In a new twist on its #feedingthefuture campaign, The Economist is encouraging Londoners to try free nutritious soup made from vegetables destined for the bin. Engaging with people through a branded mobile trike, the newspaper is showing people that ugly, discoloured or misshapen produce, which is rejected by supermarkets, is still good to eat.
The campaign, devised by marketing agency Sense, forms part of The Economist’s successful Real World experiential strategy designed to increase the media brand’s subscriptions through bringing its content to life in the real world. Supermarkets’ and consumers’ obsession with ‘perfect’ fruit and vegetables is driving the global food waste problem, with 600,000 tonnes of food thrown away each year in the UK by restaurants alone.

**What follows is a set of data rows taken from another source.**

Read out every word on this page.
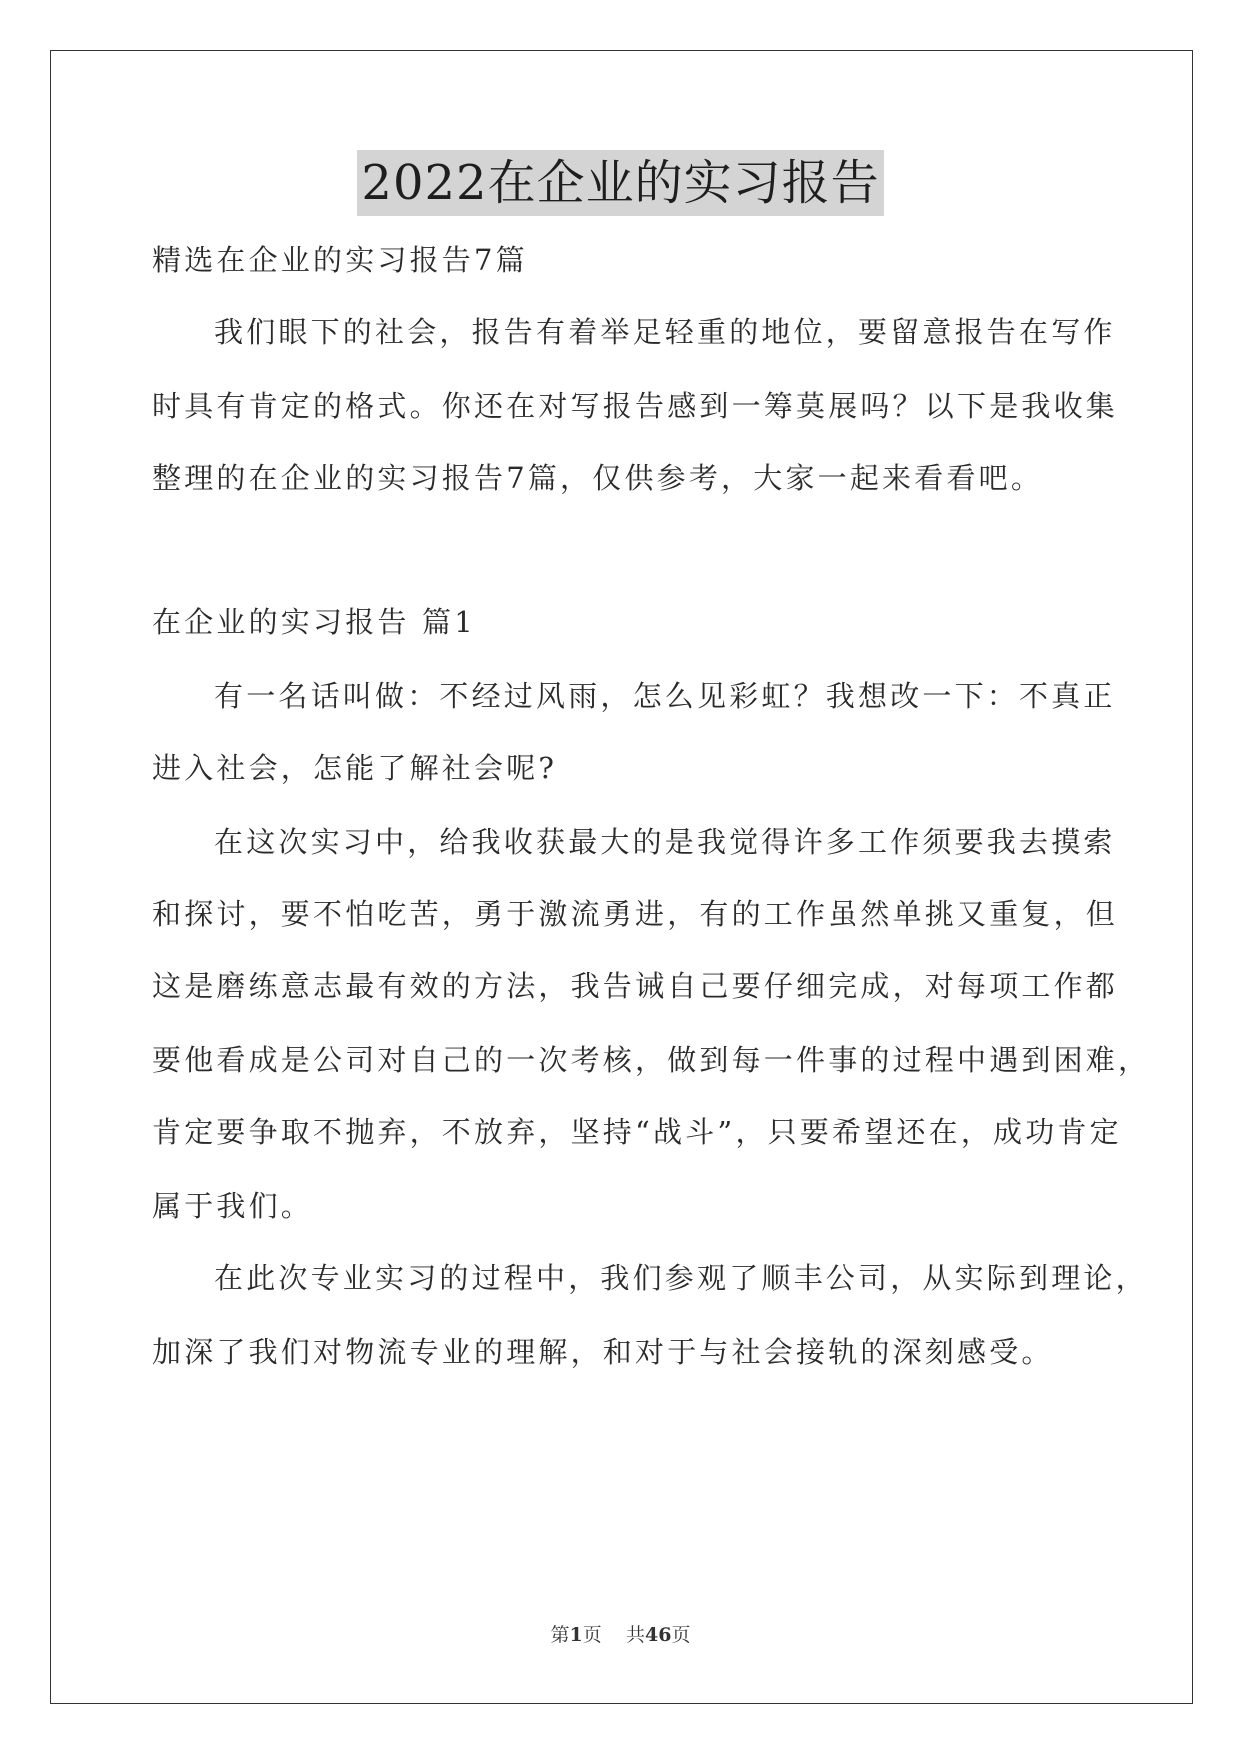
2022在企业的实习报告
精选在企业的实习报告7篇
我们眼下的社会，报告有着举足轻重的地位，要留意报告在写作
时具有肯定的格式。你还在对写报告感到一筹莫展吗？以下是我收集
整理的在企业的实习报告7篇，仅供参考，大家一起来看看吧。
在企业的实习报告 篇1
有一名话叫做：不经过风雨，怎么见彩虹？我想改一下：不真正
进入社会，怎能了解社会呢?
在这次实习中，给我收获最大的是我觉得许多工作须要我去摸索
和探讨，要不怕吃苦，勇于激流勇进，有的工作虽然单挑又重复，但
这是磨练意志最有效的方法，我告诫自己要仔细完成，对每项工作都
要他看成是公司对自己的一次考核，做到每一件事的过程中遇到困难，
肯定要争取不抛弃，不放弃，坚持“战斗”，只要希望还在，成功肯定
属于我们。
在此次专业实习的过程中，我们参观了顺丰公司，从实际到理论，
加深了我们对物流专业的理解，和对于与社会接轨的深刻感受。
第1页 共46页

“The #feedingthefuture campaign challenges potential readers to consider new ideas and solutions to reflect on more environmentally sustainable approaches towards food production and consumption,” said Marina Haydn, executive vice president, circulation and retail marketing at The Economist.

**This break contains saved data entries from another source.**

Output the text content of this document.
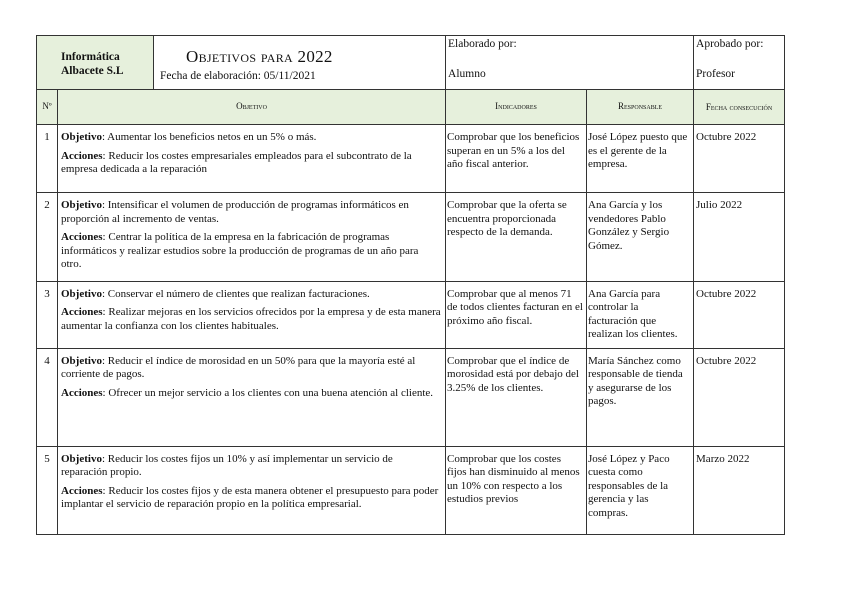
Informática Albacete S.L		Objetivos para 2022
Fecha de elaboración: 05/11/2021	Elaborado por:
Alumno		Aprobado por:
Profesor

Nº	Objetivo		Indicadores	Responsable	Fecha consecución
1	Objetivo: Aumentar los beneficios netos en un 5% o más.

Acciones: Reducir los costes empresariales empleados para el subcontrato de la empresa dedicada a la reparación		Comprobar que los beneficios superan en un 5% a los del año fiscal anterior.	José López puesto que es el gerente de la empresa.	Octubre 2022
2	Objetivo: Intensificar el volumen de producción de programas informáticos en proporción al incremento de ventas.

Acciones: Centrar la política de la empresa en la fabricación de programas informáticos y realizar estudios sobre la producción de programas de un año para otro.		Comprobar que la oferta se encuentra proporcionada respecto de la demanda.	Ana García y los vendedores Pablo González y Sergio Gómez.	Julio 2022
3	Objetivo: Conservar el número de clientes que realizan facturaciones.

Acciones: Realizar mejoras en los servicios ofrecidos por la empresa y de esta manera aumentar la confianza con los clientes habituales.		Comprobar que al menos 71 de todos clientes facturan en el próximo año fiscal.	Ana García para controlar la facturación que realizan los clientes.	Octubre 2022
4	Objetivo: Reducir el índice de morosidad en un 50% para que la mayoría esté al corriente de pagos.

Acciones: Ofrecer un mejor servicio a los clientes con una buena atención al cliente.		Comprobar que el índice de morosidad está por debajo del 3.25% de los clientes.	María Sánchez como responsable de tienda y asegurarse de los pagos.	Octubre 2022
5	Objetivo: Reducir los costes fijos un 10% y así implementar un servicio de reparación propio.

Acciones: Reducir los costes fijos y de esta manera obtener el presupuesto para poder implantar el servicio de reparación propio en la política empresarial.		Comprobar que los costes fijos han disminuido al menos un 10% con respecto a los estudios previos	José López y Paco cuesta como responsables de la gerencia y las compras.	Marzo 2022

Commenting on the latest activation, Sense senior account manager Daniel Hennessey said: “Giving away warming tasty waste-food soup on a cold winter’s day is a great way to get people talking about The Economist’s content in an engaging way. By challenging people’s perception about the food we throw away, this activity self-selects the globally curious consumer – just the kind of people who enjoy reading The Economist – increasing brand awareness and driving subscription sales at the same time.”
The campaign started on 29 November in Liverpool Street, before visiting One New Change (30 November). It will also visit Denmark Hill (4 December) and Victoria Station (5 and 6 December). It will then run from January to March 2018 at various other London locations including Canary Wharf, Waterloo, Paddington, Euston, King’s Cross and London Bridge.
To date, the #feedingthefuture campaign has generated more than 60,000 subscribers globally for The Economist across five continents.